Studio album by Hellyeah
- Released: June 10, 2014
- Genre: Groove metal, alternative metal
- Length: 46:33
- Label: Eleven Seven
- Producer: Kevin Churko

Hellyeah chronology
| Band of Brothers (2012) | Blood for Blood (2014) | Unden!able (2016) |

Singles from Blood for Blood
- "Sangre por sangre" Released: March 25, 2014; "Moth" Released: July 14, 2014; "Hush" Released: March 13, 2015;

= Blood for Blood (Hellyeah album) =

Blood for Blood is the fourth studio album from American groove metal band Hellyeah. Produced by Kevin Churko, the album was released on June 10, 2014, through Eleven Seven Music.
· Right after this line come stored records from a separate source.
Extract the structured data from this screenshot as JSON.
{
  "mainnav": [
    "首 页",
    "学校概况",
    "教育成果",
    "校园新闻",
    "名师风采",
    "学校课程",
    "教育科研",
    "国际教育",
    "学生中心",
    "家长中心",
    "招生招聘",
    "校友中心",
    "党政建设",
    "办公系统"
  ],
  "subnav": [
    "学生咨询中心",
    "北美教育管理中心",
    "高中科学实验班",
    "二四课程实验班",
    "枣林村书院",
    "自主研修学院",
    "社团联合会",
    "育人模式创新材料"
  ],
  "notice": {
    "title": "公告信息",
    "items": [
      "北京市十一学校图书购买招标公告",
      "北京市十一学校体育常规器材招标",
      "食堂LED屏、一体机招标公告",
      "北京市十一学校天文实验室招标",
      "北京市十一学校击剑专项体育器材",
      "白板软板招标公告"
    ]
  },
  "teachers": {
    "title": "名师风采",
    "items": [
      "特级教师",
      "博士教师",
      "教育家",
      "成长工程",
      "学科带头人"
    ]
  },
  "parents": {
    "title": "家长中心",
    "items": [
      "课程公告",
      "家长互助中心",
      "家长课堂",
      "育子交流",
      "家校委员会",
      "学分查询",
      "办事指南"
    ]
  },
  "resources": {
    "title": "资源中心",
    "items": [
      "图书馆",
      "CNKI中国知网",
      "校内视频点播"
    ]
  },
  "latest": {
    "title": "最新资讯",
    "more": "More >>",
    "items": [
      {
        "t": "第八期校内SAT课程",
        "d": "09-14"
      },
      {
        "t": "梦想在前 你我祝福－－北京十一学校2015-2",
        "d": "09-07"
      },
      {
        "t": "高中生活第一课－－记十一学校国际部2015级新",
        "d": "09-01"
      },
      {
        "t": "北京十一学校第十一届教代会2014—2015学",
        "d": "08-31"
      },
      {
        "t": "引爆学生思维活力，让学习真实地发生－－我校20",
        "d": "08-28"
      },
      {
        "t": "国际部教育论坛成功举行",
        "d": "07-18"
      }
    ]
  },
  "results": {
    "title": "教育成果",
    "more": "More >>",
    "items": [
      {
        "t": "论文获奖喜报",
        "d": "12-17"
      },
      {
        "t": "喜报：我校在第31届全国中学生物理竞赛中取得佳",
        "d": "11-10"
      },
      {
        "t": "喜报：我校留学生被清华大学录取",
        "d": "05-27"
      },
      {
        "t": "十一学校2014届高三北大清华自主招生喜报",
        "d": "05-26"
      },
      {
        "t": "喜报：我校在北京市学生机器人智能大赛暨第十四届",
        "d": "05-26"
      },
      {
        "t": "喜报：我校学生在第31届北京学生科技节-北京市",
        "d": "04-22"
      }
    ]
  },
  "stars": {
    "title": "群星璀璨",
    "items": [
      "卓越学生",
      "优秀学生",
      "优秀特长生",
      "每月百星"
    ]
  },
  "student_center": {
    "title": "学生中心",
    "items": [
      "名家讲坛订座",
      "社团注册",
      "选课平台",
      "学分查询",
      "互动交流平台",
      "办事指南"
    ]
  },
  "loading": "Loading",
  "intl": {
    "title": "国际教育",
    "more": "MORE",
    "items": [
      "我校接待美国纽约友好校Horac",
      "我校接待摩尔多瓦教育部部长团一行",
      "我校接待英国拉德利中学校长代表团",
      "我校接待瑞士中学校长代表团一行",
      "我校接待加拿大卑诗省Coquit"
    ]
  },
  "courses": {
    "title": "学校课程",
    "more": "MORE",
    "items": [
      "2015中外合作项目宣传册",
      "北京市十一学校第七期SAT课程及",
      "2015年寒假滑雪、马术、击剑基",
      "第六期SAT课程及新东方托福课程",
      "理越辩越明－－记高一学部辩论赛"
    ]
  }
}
Producer Kevin Churko handled the bass duties in the studio due to the departure of Bob Zilla. Vocalist Chad Gray has stated he believes this album to be the band's strongest release.

== Track listing ==

| No. | Title | Writer(s) | Length |
|---|---|---|---|
| 1. | "Sangre por sangre (Blood for Blood)" |  | 4:34 |
| 2. | "Demons in the Dirt" |  | 3:53 |
| 3. | "Soul Killer" |  | 3:34 |
| 4. | "Moth" |  | 4:51 |
| 5. | "Cross to Bier (Cradle of Bones)" | Maxwell; Gray; Paul; Greg Tribbett; | 3:34 |
| 6. | "DMF" |  | 3:50 |
| 7. | "Gift" |  | 3:48 |
| 8. | "Hush" |  | 3:53 |
| 9. | "Say When" |  | 2:55 |
| 10. | "Black December" |  | 4:33 |
| Total length: |  |  | 39:25 |

Bonus tracks
| No. | Title | Writer(s) | Length |
|---|---|---|---|
| 11. | "Feast or Famine" | Maxwell; Gray; Paul; Tribbett; | 3:21 |
| 12. | "Hush (Acoustic)" |  | 3:53 |
| Total length: |  |  | 46:39 |

==Personnel==
- Hellyeah
- Chad Gray – vocals
- Tom Maxwell – guitars
- Vinnie Paul – drums

- Additional personnel
- Kevin Churko – bass, production, engineering, mixing, mastering
- Kane Churko – additional engineering
- Shawn McGhee – additional ProTools
- Jeff Chenault – layout
- David Jackson – photography

== Charts ==

| Chart (2014) | Peak position |
|---|---|
| Billboard 200 | 18 |
| US Hard Rock Albums (Billboard) | 1 |
| US Rock Albums (Billboard) | 7 |
| ARIA Albums Chart | 41 |
| UK Rock Chart | 33 |

=== Singles ===

Title: Year; Peak chart positions
US Sales: US Main. Rock
"Sangre por sangre (Blood for Blood)": 2014; 18; 18
"Cross to Bier (Cradle of Bones)": —
"—" denotes a recording that did not chart or was not released in that territory.